Scientific Advisory Committee on Nutrition recommendations on Vitamin D

The Scientific Advisory Committee on Nutrition (SACN) have launched a report on their recommendations for vitamin D in the UK population. This included reviewing evidence on vitamin D and health to see if UK dietary recommendations , set in 1991, were still appropriate. 

This new recommendation suggests that everyone over the age of one needs to consume 10 micrograms of vitamin D each day to protect bone and muscle health and this can be consumed through a combination of natural food, fortified food and supplements. The previous recommendation was 5 micrograms.
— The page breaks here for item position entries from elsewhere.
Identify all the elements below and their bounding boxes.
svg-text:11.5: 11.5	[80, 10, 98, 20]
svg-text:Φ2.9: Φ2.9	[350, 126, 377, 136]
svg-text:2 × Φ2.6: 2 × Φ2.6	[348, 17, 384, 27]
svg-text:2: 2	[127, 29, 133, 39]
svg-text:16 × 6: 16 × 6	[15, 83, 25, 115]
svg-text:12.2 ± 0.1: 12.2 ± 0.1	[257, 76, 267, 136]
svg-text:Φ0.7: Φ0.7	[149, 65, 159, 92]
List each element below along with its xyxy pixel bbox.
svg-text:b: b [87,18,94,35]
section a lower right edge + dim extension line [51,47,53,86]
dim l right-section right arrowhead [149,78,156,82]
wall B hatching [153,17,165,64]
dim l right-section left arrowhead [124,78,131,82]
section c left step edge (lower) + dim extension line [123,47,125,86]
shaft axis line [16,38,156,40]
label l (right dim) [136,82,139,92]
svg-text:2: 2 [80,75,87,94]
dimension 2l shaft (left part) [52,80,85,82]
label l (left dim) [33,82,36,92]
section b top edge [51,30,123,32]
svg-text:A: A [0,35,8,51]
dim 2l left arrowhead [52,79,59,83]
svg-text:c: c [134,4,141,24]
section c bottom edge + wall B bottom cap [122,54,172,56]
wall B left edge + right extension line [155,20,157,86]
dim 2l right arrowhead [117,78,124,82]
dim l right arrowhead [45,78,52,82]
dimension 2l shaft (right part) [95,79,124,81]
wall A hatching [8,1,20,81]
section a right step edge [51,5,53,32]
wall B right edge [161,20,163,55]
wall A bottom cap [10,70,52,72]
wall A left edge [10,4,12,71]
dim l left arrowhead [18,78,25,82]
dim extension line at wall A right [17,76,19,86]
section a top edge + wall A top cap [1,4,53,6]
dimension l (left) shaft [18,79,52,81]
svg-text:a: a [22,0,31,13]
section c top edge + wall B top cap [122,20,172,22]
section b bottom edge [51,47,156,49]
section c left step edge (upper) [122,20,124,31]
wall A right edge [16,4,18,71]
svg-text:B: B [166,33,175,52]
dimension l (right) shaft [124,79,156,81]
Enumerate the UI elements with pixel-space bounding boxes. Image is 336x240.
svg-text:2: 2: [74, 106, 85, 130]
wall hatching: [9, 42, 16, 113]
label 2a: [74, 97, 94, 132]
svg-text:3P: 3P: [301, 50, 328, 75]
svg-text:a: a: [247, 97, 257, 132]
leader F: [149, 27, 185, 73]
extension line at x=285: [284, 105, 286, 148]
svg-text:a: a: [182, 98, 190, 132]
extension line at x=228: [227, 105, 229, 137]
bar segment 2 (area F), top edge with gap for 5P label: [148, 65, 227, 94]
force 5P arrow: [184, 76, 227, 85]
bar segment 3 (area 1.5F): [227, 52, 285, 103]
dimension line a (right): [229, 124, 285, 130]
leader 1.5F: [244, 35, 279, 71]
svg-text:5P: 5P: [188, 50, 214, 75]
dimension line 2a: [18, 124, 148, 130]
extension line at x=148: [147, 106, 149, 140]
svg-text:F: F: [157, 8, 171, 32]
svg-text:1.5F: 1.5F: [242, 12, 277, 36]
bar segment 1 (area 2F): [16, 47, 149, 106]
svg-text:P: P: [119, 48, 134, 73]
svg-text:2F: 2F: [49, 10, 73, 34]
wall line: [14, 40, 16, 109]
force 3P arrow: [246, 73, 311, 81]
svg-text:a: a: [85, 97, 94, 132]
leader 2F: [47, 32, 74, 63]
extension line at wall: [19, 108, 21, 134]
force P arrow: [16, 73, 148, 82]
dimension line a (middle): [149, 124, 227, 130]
Children aged up to 4 should take supplements each day all year round to ensure they meet the recommended intake, unless they already consume this in infant formula. Other at risk groups such as pregnant women, breastfeeding women and those over the age of 65 should take top -up supplements daily also. 

Vitamin D is found in a small range of foods including oily fish, egg yolks and fortified milks and breakfast cereals. In addition, offal meats such as liver and kidney are a good source of vitamin D, this are not suitable for infants or pregnant women because they provide too much vitamin A.

Studies have revealed that low vitamin D status is widespread in the population of Ireland. The foods that contain vitamin D are not commonly consumed enough in Ireland and while vitamin D can be made from the action of sunlight on the skin those in more northerly countries like Ireland and England can not generate enough vitamin D this way. In winter months in particular people should consider getting this 10 micrograms of vitamin D from a supplement, if their diet is unlikely to provide it.